На следующий день Цзян Ли встал очень рано.
Мин Юэ и Цин Фэн были удивлены, увидев, что Цзян Ли проснулась так рано. Тун’эр объяснил им: «С сегодняшнего дня мисс войдет в зал Мин И, она не должна опаздывать. Сегодня первый день, нельзя быть небрежным». Ее тон был полон гордости.
Мин Юэ и Цин Фэн всего этого не понимали. Но, услышав Тун’эр, они также почувствовали гордость и похвалили: «Я слышал, что Мин И Холл — это не то место, в которое можно легко войти. Позже юная мисс сможет заниматься вместе с третьей мисс и остальными».
Услышав, как она упомянула Цзян Ю Яо, Тун’эр тут же фыркнул и пробормотал: «Кто хочет пойти с ними?»
Это был первый день поступления в школу, но и Цзян Ю Яо, и Цзян Юэ ушли очень рано. Вообще говоря, когда сестры из их собственной семьи собирались поступать в школу, их нужно было представить. Более того, Цзян Ли и благородные дамы столицы не были знакомы друг с другом. На случай, если тебя никто не признает, по крайней мере рядом будет сестра, чтобы не было так одиноко и жалко.
Но Цзян Ю Яо и они на самом деле отказались заботиться и рано ушли сами. Цзян Юань Бай был занят судебными делами, также не обращая внимания на эту сторону. Тонг’эр хотел пожаловаться, но некому было пожаловаться. Она дулась из-за Цзян Ли, но была беспомощна и не могла ничего сделать.
Напротив, Цзян Ли утешал Тун’эр: «Они не хотят идти со мной вместе, я также думаю, что идти с ними — значит навлекать неприятности. Это хорошо, каждый спасается от бед».

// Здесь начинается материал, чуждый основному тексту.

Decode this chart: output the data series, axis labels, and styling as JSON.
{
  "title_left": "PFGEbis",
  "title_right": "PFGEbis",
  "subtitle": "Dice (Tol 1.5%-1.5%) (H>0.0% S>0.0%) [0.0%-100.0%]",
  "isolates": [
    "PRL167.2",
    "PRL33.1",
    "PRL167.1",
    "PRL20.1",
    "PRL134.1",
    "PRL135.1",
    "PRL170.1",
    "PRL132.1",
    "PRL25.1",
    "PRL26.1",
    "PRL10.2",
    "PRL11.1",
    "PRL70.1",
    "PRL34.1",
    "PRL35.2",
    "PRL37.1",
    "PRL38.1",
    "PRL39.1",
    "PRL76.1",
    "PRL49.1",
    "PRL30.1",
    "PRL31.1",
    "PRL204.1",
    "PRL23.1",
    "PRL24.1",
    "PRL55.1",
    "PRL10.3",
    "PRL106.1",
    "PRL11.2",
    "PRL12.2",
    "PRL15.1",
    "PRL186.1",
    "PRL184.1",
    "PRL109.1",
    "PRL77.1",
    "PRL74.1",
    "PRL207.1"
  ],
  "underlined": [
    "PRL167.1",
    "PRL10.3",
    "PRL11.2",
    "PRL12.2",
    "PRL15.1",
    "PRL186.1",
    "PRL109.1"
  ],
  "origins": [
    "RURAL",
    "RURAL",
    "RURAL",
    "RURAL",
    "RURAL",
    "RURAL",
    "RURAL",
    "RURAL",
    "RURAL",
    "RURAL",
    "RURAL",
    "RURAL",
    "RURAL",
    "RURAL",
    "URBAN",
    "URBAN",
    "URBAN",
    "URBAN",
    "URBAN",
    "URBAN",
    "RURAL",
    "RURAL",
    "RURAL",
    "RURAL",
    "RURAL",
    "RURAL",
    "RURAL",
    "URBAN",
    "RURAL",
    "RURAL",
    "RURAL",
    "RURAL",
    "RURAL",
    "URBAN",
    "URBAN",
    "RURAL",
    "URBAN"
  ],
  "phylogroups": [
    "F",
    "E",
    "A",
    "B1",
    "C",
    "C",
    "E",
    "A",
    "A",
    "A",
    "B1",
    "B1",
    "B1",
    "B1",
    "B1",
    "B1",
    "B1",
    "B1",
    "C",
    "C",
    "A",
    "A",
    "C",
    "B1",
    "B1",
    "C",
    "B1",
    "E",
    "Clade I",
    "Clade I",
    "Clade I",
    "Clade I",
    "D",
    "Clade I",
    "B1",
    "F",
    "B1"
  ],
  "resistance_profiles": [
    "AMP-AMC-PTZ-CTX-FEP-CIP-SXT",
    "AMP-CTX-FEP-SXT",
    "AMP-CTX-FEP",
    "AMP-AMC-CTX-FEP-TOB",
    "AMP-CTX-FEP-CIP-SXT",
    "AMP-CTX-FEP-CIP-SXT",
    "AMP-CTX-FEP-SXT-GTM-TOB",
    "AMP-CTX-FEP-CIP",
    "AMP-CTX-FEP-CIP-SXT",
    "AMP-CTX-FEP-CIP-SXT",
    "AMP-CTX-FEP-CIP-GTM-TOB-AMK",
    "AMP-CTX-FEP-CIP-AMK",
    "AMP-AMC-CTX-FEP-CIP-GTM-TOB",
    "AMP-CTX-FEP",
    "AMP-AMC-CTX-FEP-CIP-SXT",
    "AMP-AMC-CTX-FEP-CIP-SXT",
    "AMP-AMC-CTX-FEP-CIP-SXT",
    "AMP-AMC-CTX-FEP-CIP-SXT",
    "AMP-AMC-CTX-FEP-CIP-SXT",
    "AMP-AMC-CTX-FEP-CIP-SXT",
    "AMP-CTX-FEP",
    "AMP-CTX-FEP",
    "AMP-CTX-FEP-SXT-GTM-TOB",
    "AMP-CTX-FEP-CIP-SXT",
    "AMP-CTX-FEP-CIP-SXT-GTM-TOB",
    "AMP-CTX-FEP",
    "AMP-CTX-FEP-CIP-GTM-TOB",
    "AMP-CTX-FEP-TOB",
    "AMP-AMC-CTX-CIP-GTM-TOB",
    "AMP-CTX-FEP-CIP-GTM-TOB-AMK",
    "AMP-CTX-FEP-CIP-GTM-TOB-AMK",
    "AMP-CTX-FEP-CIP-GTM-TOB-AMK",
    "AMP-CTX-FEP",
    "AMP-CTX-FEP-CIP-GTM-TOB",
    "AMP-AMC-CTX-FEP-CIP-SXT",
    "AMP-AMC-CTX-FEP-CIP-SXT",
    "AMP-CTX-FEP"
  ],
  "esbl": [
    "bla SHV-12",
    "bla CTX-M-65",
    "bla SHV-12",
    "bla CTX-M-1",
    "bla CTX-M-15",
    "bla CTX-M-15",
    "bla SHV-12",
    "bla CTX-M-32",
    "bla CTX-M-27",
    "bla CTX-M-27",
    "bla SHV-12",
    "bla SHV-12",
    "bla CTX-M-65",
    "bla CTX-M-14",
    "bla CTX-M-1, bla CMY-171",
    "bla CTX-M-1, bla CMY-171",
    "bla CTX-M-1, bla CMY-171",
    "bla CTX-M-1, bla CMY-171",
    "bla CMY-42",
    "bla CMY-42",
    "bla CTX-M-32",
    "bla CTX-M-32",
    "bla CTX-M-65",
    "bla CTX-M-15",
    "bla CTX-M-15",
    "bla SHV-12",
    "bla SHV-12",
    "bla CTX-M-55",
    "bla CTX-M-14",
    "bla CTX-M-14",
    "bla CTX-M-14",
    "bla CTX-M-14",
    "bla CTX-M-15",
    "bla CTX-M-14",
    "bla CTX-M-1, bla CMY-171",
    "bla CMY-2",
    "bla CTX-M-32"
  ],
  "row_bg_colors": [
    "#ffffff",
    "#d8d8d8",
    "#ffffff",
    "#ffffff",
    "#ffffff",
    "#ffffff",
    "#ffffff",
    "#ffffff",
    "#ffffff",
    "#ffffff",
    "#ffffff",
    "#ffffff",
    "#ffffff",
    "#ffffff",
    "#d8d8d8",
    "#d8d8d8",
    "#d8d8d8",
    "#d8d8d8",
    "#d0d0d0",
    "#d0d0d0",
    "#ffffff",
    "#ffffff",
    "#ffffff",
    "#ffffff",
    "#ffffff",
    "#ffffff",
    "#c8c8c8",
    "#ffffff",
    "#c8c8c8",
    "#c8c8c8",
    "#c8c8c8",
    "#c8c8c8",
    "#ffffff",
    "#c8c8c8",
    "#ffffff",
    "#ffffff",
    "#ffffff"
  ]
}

Как раз в это время дверь в комнату открылась, Цзян Ли и Бай Сюэ вместе вышли.
Тонг’эр выглядел глупо и вдруг сказал: «Мисс такая красивая».
Не только Тун’эр, Мин Юэ и Цин Фэн также глупо смотрели.
Все они знали, что из всех четырех девочек в семье Цзян самой нежной и выдающейся была Цзян Ю Яо, особенно нежная и красивая, как цветок. Цзян Юэ тоже была неплохой, очаровательной и прекрасной, как хорошенькая дочь из скромной семьи. Внешний вид Цзян Ю Янь был обычным, не заслуживающим упоминания. Что касается Цзян Ли, у нее был прямой вид, и она выглядела немного грубой.
Но с тех пор, как она прожила в женском монастыре восемь лет, а затем вернулась в резиденцию Цзяна, прежняя кроткая внешность раскрылась, производя необыкновенную грацию и элегантность, непохожие на столичных благородных женщин. Это был своего рода рост, который трудно описать. Она как будто несла в себе несколько героический дух, было и какое-то обаяние.
Красота была в костях, а не на коже. Красота Цзян Ли заключалась в силе ее характера, отношении к ней и элегантности.
Она не носила яркую одежду, которую Цзи Шуран договорилась с кем-то доставить ей вчера. На ней был только белоснежный жакет лунного света и юбка с застегнутым на груди светло-желтым шелковым поясом. Ее длинные волосы были завязаны деревянной шпилькой, украшенной единственной красной фасолью, в пучок, слегка наклоненный в сторону. Ее кожа была белой, как нефрит, глаза блестели, а зубы были белыми. Она была одета крайне просто, но все же выглядела утонченно и грациозно.
Она также была мягким человеком. С каждым шагом, который она делала, Мин Юэ и Цин Фэн не могли отвести взгляд. Тонг’эр тоже не могла отвести взгляд. Цзян Ли, очевидно, прожил с ней восемь лет на горе Цинчэнь, но Тун’эр не знала, с каких пор поза Цзян Ли при ходьбе и изгиб ее губ при улыбке стали незнакомыми. Это все еще было то же лицо, но это было так, как будто человек был обменян.
Старая госпожа Цзян, которая шла с этой стороны, тоже смотрела безучастно. Служанки рядом с ней, Фей Цуй и Чжэнь Чжу, вовремя поддержали ее и не двинулись вперед.
Лицо Цзян Ли нельзя было считать способным вызвать крушение города, даже выдающейся красавицей, но ее легкая улыбка, когда она шла, напоминала светскую красавицу, спустившуюся с небес.
Как будто для этой большой красоты было естественным быть в центре внимания всех.
Бай Сюэ, следовавшая за Цзян Ли, сказала: «Юная госпожа, привратник уже проинформирован, давайте теперь сядем в карету».
Цзян Ли кивнул и улыбнулся: «Пошли».